I thought what is interesting about his definition (Hui - "Recursivity and Contingency") is when he says that "sublation of being and becoming" is the core of recursivity. I thought that was kind of an interesting idea to understand it. Because it has the time in itself. So recursion, in the sense of coming back to itself, he defines it at some point as memory. So there's "the extra in the form of difference that witnesses the movement in time, at the same time modifying the being that is itself time. So that it consequently constitutes the dynamics of the whole". So I thought this kind of sentence was very beautifully trying to describe how the identity function is related to the memory of the thing somehow. But without the time it wouldn't exist. So, I would say that recursivity, at least from this kind of reading, it requires this becoming, so it requires a process of some form. If you call it time, or whatever you call it, some form of unwinding. He says that "the infinite inscribes itself into the finite". Of course you can write it as a finite form, but you can only experience it in its writing process, which is in this idea of inscribing. And I wouldn't agree that you have to stop at some point, I don't think that's a necessary thing. I think a necessary thing is that it has a mechanism of decision making. 

 

56m40

LD

But the finality it's not only that something ends, it's a telos. It can also be going towards something that would never reach, but it's still a telos. It's a directiveness the finality, to an aim.

 

HHR

Yeah, but in the aim is inscribed the idea of completing something. 

 

LD

Yeah ideally yes, that's why it's finality. But I don't think it has to complete, to stop. I mean, something to have finality doesn't mean that it's terminable, or how you call it.

 

DP

But there's another thing, correct me if I'm wrong. He says in the text that recursion needs the stopping condition basically, because it needs to be finite. 

 

LD

Yeah he oscillates there, this is definitely one aspect. But when he speaks about what Hanns Holger just spoke about, which I think resonates much more with this Schelling-Fichte-Hegel thing, I think there is also a difference in the time. Because it relates more to a kind of phenomenologically experienced time, right? When you come back to yourself. And I think that, when you do something, somehow you don't really experience time, because you experience the thing you do.
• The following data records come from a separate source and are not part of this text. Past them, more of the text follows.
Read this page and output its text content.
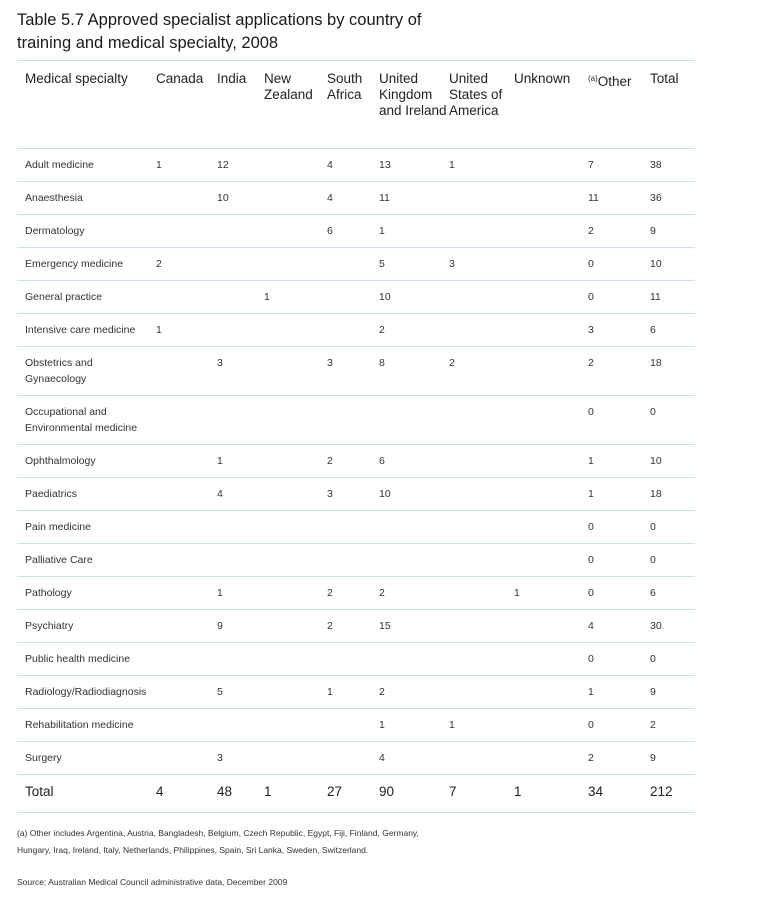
Table 5.7 Approved specialist applications by country of training and medical specialty, 2008
Medical specialty	Canada	India	New Zealand	South Africa	United Kingdom and Ireland	United States of America	Unknown	$^{(a)}$Other	Total
Adult medicine	1	12		4	13	1		7	38
Anaesthesia		10		4	11			11	36
Dermatology				6	1			2	9
Emergency medicine	2				5	3		0	10
General practice			1		10			0	11
Intensive care medicine	1				2			3	6
Obstetrics and Gynaecology		3		3	8	2		2	18
Occupational and Environmental medicine								0	0
Ophthalmology		1		2	6			1	10
Paediatrics		4		3	10			1	18
Pain medicine								0	0
Palliative Care								0	0
Pathology		1		2	2		1	0	6
Psychiatry		9		2	15			4	30
Public health medicine								0	0
Radiology/Radiodiagnosis		5		1	2			1	9
Rehabilitation medicine					1	1		0	2
Surgery		3			4			2	9
Total	4	48	1	27	90	7	1	34	212
(a) Other includes Argentina, Austria, Bangladesh, Belgium, Czech Republic, Egypt, Fiji, Finland, Germany,
Hungary, Iraq, Ireland, Italy, Netherlands, Philippines, Spain, Sri Lanka, Sweden, Switzerland.
Source: Australian Medical Council administrative data, December 2009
So, the moment in which you kind of come back to yourself, in this german-idealistic sense, and you kind of experience the time that elapsed. Because you can reflect on what you did. In a way, you only experience time once you go back to something. Do you agree?

 

DP

I think, as you hinted to, there are different kinds of recursivity that he's talking about. One is the one in the analog world, so to say, one is in the digital, and I think they are very different. 

 

LD

Yeah, and the one in thought or thinking.

 

DP

Yes. They share some commonalities but they are different in some way.

LD

If we go back to this temporal theme, I think they are different concepts of recursion. They can be these totally timeless recursions, like in functional programming languages, it's always timeless. 

 

DP

Exactly, that's a very classical example of recursion. There's no time in there. 

 

HHR

Because it's terminating basically.

 

LD

Because it's terminating and also because there's no state. So it's just structure somehow.

 

HHR

The time is in the return structure. You build up, you process a list and you return a new list. The processing is there embedded in that you get a new list. It's not you get nothing, you get another list. The time is invested in the sorting afterwards. So the time is not annihilated, it's just in the form, it's that is not visible in the form.

 

DP

Yeah, but that's what the form is telling. I mean, the form is how you think the things.

 

LD

Yes, how you think the things. You don't have to think about time when you write in Haskell. Unless you do input output, and then you get the laziness. 

 

HHR

Yes. But any recursive function needs a decision property, in a functional programming language. And somehow when you write it, when you conceptualise it, you are performing the action, I think. At least, if I have to formulate some bubble sort or whatever, let's say Fibonacci, the typical example, in a functional way you think: "We take this and we do this. And then we repeat". Somehow I think the time is there. Or space, I think it's easier for us to talk about space. If we think spatially, we have our set. We think of a set, or a list, we have it there. They are the elements, and afterwards they are sorted. And we read from left to right, or whatever you want. And then the operation of sorting it is like we would do it on a table, almost embodied. Like split the colours, and take them apart, and then you do this. And then you write it in the two cases somehow. So, even if there is no time variable, or space variable, I think it's somehow in the form that you make this kind of branching and decisions in the recursive formula. I don't think it's kind of gone. 

 

POZ

Yeah, you can imagine all these steps in between, right?

 

HHR

I think that, if you read a computer science paper, that's how inductive proofs work. You apply the sequentiality somehow, at some point. Whereas logic is different. In the recursive formula this annihilation of space and time is not true, I think. Whereas, when you just state the relations in a logical system, and then the solver does the thing, it's much more eliminated, in a way. Because there's no sequence, no clear sequence. 

 

1h08m

LD

But if you write a little bit larger systems, I mean, there it makes a big difference wether it's purely functional or wether it's a more procedural thinking. Or also object orient thinking. In my experience, if it's like the imperative way of writing, I have to think about it as some kind of world that you turn on, and then stuff happens etc. And with functional, even with large systems, I never think of it like this. Because you just plug it together and run.

 

HHR

This turn towards the thought of larger systems is also very important and interesting, because we can always think about these small examples, and they are very easy to discuss. But the larger systems confront us with the limits of how we can conceptualise the whole thing. This building large system, that we all do somehow, or we take code from previous projects and we rebuild it for another purpose. The systems is always more complex than just something that we can say "this is the concept of the program". Even if we want to describe it as the concept of the program, it always escapes that because it has all the history attached to it. It has all the energies put into it from various other things. Like a sponge, taking all this contingency. It is embedded in the program, somehow, the accidentals.